這個時候,只要李純鈞不要將力道用盡。在吳義攻勢到來之際虛晃一招,他有把握先將吳義手中的劍擊落!
這個策略其實不難實施,只要李純鈞在第一次刺出之時保持住重心,這樣吳義出招的時候便可以反身回擊。這對李純鈞來說並不是難事。
破敵之策已經有了,可是李純鈞並不想出招。
因為一旦出招,那自己有幾斤幾兩不都全被柳鴻逸看在眼裡?
得想出一個方法來。一個既能破敵又不暴露自己功力修為的方法!
說時遲那時快,吳禮吳義二人的劍似已刺破李純鈞耳邊的空氣。敵人的劍破空而至,李純鈞想不出招也不行了!
李純鈞緊緊握住了手中的封麟劍。
劍出鞘。
那把無堅不摧、神力無窮的曠世之劍被李純鈞飛快地拔出。
寸光一耀,寒芒侵風!
吹毛斷發、削鐵如泥這八個字用來形容封麟劍恐怕有些不恰當,因為封麟劍無堅不摧。就算是開山裂石、斬破千軍,對封麟神劍來說也是小菜一碟。
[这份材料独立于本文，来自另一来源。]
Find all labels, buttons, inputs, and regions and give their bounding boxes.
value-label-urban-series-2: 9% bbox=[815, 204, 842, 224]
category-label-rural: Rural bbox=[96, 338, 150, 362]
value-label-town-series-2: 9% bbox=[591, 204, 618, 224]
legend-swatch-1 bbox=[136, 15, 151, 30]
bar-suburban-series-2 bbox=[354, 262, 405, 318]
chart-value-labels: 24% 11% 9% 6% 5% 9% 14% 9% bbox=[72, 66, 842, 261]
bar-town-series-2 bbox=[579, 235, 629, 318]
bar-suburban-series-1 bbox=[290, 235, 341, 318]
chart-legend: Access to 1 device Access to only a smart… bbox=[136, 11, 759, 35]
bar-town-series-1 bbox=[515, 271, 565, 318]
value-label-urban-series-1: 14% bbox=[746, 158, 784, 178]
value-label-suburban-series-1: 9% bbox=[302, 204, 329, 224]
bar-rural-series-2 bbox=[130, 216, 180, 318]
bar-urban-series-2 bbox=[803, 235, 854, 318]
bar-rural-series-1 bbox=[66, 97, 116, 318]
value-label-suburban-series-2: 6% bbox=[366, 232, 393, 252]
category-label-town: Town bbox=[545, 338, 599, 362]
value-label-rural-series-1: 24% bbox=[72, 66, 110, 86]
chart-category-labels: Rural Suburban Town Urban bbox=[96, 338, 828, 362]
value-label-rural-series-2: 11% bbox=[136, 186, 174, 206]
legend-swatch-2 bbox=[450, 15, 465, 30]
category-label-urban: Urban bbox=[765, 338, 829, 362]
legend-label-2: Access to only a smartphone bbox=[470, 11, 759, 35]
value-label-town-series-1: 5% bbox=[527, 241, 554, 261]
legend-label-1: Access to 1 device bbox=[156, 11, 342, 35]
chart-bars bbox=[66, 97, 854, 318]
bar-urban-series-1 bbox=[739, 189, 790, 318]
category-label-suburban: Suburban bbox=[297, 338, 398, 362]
李純鈞並沒有按照自己設想的那樣出招,原因有二——第一,他不想讓柳鴻逸看出自己的功力修為;第二,他手中的劍是封麟劍。
有了封麟劍,一切都不需要那麽麻煩。
有了封麟劍,對付吳禮吳義兩兄弟就只需要三招。
劍出鞘。斬。劍入鞘。一共三招。
此劍斬之,彼劍斷!
濃重的夜色中,李純鈞揮動著封麟劍。也就僅僅是兩道寒光,李純鈞與他二人相遇後又分開。
劍已入鞘。
三招!
而吳禮吳義兩兄弟的手中只剩下劍柄與半截斷劍。只聽哐當兩聲,二人寶劍的前端便落在了地上。
禮義雙俠的手在抖。
想來也是可以理解,如果李純鈞手中的封麟劍朝他們身上砍去,那現在斷了的恐怕就不是他們手中的劍了。
氣勢。
封麟劍的氣勢竟是如此懾人!
“你……你等著……”
雖然被嚇死了半條命,但吳禮的口氣還是那麽硬。不過,這恐怕也是他今晚最後一次放狠話了。吳義見他兄弟二人不是李純鈞的對手,忙朝哥哥使了個眼色。二人當然不肯吃這莫名其妙的眼前虧,便身形一閃,消失在了濃重的夜色之中。